What is the song that most makes you rail at the injustice of the world? The song that most highlights how the world is an awful, awful place, and that misery is waiting to tap us on the shoulder and enfold us in its unflinching grim embrace?

For me, as a child, that song was Whiskey On A Sunday by The Dubliners.

Now, I can happily listen to heavy metal. It’s like horror films set to speedy rock and roll with awesome musicianship thrown in. While some might balk at gems like The Misfits’ “Last Caress”, Slayer’s “Divine Intervention”, or Deicide’s “Conviction”, I find them entertaining, amusing even. They’re over the top, too far removed from reality for me to relate to much more than the wordplay or the music. Like Harry Nilsson’s “Together” – a searing examination of a relationship gone wrong that happens to have a catchy bassline, an intricate rhyming scheme and a gorgeous melody, perfectly sung by a master of the genre, these pieces don’t have the raw, gut-wrenching, soul-destroying impact on me that Whiskey On A Sunday still does.

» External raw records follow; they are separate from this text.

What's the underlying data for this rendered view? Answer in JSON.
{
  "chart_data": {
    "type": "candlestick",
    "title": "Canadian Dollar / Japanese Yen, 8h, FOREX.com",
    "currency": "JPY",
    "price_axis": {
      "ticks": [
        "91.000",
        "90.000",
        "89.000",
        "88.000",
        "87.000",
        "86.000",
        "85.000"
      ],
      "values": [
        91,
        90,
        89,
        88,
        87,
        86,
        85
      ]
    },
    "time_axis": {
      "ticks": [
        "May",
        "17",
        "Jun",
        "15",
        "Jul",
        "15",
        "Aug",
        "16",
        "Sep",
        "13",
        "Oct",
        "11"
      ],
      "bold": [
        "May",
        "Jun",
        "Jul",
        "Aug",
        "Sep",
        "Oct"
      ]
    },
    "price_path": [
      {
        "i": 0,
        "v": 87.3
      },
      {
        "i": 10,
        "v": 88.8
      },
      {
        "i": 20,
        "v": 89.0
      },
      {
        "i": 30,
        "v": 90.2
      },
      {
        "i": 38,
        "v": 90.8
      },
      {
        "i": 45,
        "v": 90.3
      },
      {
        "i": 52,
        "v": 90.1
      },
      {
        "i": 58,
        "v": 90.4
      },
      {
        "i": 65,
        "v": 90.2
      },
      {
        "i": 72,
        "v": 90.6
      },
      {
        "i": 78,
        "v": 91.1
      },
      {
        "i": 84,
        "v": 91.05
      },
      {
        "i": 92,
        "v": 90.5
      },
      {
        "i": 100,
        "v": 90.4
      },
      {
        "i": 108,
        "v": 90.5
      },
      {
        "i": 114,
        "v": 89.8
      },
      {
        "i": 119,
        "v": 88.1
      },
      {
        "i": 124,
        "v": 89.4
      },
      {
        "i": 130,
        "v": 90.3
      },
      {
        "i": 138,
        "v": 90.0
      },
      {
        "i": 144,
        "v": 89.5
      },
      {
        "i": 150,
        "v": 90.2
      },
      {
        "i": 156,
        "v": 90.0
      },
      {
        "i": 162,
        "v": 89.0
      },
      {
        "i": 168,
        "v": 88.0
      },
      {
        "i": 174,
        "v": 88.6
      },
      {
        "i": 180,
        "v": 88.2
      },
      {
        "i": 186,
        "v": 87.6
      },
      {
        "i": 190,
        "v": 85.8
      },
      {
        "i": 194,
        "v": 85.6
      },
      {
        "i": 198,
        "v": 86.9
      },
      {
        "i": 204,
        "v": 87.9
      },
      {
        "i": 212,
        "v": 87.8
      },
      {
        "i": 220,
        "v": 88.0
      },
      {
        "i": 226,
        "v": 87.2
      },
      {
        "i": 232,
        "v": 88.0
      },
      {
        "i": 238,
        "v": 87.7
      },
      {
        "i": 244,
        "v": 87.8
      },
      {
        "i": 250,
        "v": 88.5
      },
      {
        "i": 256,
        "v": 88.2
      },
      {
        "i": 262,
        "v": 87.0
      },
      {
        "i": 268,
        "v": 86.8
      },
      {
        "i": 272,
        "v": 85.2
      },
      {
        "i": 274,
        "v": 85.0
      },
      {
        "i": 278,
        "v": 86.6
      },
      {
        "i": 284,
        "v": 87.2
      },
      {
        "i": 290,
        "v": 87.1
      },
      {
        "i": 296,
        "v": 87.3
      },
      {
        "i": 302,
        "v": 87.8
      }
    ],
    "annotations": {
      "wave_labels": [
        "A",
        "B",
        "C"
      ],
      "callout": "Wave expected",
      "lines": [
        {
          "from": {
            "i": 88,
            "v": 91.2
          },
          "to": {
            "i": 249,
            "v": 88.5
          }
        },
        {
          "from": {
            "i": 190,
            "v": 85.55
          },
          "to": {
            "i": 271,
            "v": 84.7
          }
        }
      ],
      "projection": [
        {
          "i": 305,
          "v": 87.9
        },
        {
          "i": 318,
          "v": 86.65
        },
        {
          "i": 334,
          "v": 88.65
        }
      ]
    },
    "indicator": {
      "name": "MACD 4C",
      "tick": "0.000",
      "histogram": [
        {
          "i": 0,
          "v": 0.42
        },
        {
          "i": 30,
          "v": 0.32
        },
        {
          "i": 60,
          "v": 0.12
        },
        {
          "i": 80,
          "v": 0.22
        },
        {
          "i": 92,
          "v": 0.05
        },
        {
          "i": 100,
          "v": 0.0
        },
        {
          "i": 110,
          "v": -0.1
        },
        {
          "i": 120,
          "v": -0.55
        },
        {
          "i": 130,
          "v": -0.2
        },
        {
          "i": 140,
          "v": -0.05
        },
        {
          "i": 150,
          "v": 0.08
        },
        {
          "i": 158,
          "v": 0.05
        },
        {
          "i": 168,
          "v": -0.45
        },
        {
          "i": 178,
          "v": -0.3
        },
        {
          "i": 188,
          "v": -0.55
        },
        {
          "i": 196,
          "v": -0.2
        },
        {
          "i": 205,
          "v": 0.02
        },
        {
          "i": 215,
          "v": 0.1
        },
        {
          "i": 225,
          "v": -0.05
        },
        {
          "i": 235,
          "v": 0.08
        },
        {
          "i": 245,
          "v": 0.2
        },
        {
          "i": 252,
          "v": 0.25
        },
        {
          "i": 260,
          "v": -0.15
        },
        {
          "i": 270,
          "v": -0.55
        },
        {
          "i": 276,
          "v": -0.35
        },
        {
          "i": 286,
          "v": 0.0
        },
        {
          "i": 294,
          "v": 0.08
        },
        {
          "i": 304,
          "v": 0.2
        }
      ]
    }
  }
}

Here, before we go any further, is the song:

Now, Wikipedia has a page on it. And it’s about a real person, Seth Davy, who used to busk outside a pub in Liverpool with “dancing dolls”.

What got me – what tore at my heart – was that clearly, here was a man who was down on his luck. But he had a talent, and he made the best of things. And I could imagine myself standing there, watching him, marvelling at his inventiveness and enjoying the show.

And in the song, after he dies, what happens? They use his plank to mend a back door. And the puppets – surely beloved of so many generations of children – they just casually throw them on the fire.

So is human life discounted. So are the “have nots” in our society treated – like garbage, expendable, disposable. Non persons. Not to be cherished as human beings, as creative forces, as our fellow creatures, but to be thrown away.

And the puppets weren’t burned because he was an unpleasant man, or because he had enemies who wanted to get their revenge in the only way they could. No, nothing so melodramatic. Nothing so exciting.

They were burned because nobody cared. Because nobody thought enough of the man to think “let’s save these as a reminder of someone who put his heart and soul into trying to make the world a less miserable place the only way he could”.

And that’s stayed with me all these years.

It’s why I can’t listen to the song or, in fact, to The Dubliners in general. Because that level of “don’t care” is more than I can bear.